Picture: NZD appreciating against the USD, as observed on the VT Markets app.
Market participants are now focused on the upcoming US Personal Consumption Expenditures (PCE) inflation data, set to be released later today. As the preferred measure of inflation for the Federal Reserve, the PCE data will be closely watched for signals on future monetary policy actions.
A lower-than-expected reading could reinforce expectations of rate cuts, further impacting the USD and other currencies, including the NZD.
The New Zealand government released its annual budget report on Thursday, offering modest tax relief and reducing new spending.
The budget aims to address sluggish economic growth, rising unemployment and a weaker balance sheet. This conservative fiscal approach reflects a cautious stance by the government in facing ongoing economic challenges.
Market participants are also awaiting a speech by Reserve Bank of New Zealand (RBNZ) Governor Adrian Orr, following the policy decision by the central bank last week. Orr’s comments will be scrutinized for insights into the outlook on inflation, interest rates and overall economic conditions.

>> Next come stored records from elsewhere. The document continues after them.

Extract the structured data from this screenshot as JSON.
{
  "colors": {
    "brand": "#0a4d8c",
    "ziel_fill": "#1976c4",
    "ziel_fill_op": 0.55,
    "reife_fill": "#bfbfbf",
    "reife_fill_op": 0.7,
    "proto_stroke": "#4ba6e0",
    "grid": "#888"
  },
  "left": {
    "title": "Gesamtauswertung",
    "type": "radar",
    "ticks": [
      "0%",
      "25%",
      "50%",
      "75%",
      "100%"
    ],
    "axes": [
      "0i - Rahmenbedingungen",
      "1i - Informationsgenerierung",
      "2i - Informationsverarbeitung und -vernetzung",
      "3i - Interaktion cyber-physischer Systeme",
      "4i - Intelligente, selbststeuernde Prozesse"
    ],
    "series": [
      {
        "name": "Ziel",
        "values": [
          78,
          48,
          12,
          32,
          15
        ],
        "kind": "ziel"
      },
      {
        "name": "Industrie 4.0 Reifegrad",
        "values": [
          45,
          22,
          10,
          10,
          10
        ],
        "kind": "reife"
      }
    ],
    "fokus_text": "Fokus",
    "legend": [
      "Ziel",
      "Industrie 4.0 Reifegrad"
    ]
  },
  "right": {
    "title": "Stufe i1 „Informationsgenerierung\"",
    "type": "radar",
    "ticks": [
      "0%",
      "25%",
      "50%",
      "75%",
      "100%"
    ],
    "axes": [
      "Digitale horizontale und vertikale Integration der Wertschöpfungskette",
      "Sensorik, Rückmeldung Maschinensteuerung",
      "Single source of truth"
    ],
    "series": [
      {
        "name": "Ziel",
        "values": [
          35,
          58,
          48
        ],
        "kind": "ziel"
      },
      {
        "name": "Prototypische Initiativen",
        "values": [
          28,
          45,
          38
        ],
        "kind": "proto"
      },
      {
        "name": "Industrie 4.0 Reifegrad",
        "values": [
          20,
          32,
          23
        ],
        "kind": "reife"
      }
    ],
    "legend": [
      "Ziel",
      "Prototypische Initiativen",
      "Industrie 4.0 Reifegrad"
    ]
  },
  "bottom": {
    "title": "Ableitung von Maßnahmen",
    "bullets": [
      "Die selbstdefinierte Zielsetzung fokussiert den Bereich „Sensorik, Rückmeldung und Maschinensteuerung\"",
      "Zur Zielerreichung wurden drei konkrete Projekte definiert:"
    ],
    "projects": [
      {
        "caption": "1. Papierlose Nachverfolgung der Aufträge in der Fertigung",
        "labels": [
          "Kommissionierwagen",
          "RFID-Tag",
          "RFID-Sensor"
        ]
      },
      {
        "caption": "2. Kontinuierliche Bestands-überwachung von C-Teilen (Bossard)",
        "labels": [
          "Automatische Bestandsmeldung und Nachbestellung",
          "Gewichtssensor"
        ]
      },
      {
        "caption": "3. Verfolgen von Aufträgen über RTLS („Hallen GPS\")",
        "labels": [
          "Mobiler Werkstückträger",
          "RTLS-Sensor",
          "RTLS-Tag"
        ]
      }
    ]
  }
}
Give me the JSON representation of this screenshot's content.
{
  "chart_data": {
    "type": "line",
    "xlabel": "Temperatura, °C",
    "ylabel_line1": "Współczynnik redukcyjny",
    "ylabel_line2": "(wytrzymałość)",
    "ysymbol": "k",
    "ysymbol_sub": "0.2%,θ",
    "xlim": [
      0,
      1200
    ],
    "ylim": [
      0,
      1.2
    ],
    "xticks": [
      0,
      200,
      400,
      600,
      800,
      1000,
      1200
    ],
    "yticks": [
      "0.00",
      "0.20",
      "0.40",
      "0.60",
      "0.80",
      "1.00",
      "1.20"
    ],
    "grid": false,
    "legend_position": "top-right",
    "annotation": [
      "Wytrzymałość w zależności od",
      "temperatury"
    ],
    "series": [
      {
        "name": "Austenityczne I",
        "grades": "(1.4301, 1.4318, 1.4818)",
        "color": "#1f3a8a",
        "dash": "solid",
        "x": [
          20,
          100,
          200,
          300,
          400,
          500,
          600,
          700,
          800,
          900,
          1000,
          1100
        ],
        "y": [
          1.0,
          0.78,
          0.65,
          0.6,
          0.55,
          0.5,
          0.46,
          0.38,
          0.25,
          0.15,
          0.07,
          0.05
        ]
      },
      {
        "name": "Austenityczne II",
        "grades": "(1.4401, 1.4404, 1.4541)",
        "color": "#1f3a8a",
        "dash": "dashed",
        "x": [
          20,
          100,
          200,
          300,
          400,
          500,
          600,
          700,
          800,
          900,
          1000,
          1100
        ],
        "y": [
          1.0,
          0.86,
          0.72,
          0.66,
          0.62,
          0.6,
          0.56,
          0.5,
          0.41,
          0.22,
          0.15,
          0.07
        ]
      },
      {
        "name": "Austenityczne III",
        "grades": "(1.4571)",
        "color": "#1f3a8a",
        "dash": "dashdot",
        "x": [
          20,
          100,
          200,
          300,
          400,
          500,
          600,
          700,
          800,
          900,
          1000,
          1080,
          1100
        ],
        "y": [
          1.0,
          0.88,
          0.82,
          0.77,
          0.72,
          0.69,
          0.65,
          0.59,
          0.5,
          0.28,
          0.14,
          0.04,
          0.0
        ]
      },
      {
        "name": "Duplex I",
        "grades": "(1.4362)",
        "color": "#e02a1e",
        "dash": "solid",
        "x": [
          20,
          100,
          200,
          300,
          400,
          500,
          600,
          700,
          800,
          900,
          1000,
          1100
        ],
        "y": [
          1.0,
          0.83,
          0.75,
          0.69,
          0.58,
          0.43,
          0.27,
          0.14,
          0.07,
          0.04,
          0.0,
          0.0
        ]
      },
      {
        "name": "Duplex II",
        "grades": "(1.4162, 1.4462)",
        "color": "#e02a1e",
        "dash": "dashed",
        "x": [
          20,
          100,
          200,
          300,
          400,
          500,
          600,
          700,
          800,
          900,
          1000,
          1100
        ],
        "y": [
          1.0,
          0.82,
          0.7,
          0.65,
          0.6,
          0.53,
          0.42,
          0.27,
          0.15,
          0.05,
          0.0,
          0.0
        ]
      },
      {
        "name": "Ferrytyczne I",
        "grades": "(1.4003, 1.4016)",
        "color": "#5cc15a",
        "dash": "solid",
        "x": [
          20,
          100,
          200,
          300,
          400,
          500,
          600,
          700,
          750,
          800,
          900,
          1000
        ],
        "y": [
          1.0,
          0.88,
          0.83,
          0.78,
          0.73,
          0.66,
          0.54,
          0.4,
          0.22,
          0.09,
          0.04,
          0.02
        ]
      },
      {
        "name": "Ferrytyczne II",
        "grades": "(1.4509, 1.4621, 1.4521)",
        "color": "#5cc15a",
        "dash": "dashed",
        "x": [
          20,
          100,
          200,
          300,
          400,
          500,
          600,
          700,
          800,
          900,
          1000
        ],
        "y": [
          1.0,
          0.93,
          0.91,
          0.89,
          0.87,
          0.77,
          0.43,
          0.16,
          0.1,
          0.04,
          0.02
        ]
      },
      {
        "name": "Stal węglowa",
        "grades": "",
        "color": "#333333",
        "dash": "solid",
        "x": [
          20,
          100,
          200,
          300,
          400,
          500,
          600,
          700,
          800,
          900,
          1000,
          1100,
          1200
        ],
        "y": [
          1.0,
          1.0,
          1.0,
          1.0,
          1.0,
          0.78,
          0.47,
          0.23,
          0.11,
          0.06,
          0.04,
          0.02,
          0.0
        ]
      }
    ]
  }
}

The NZD may experience further volatility depending on the US PCE inflation data and the speech of Governor Orr. A dovish stance from the Fed could strengthen the NZD, while a hawkish outlook from the RBNZ may further support the currency.
Related article: Interest rate tug-of-war for central banks: Hawkish vs dovish
In the longer term, the economic conditions and fiscal policies of New Zealand will play a crucial role in determining the performance of its currency.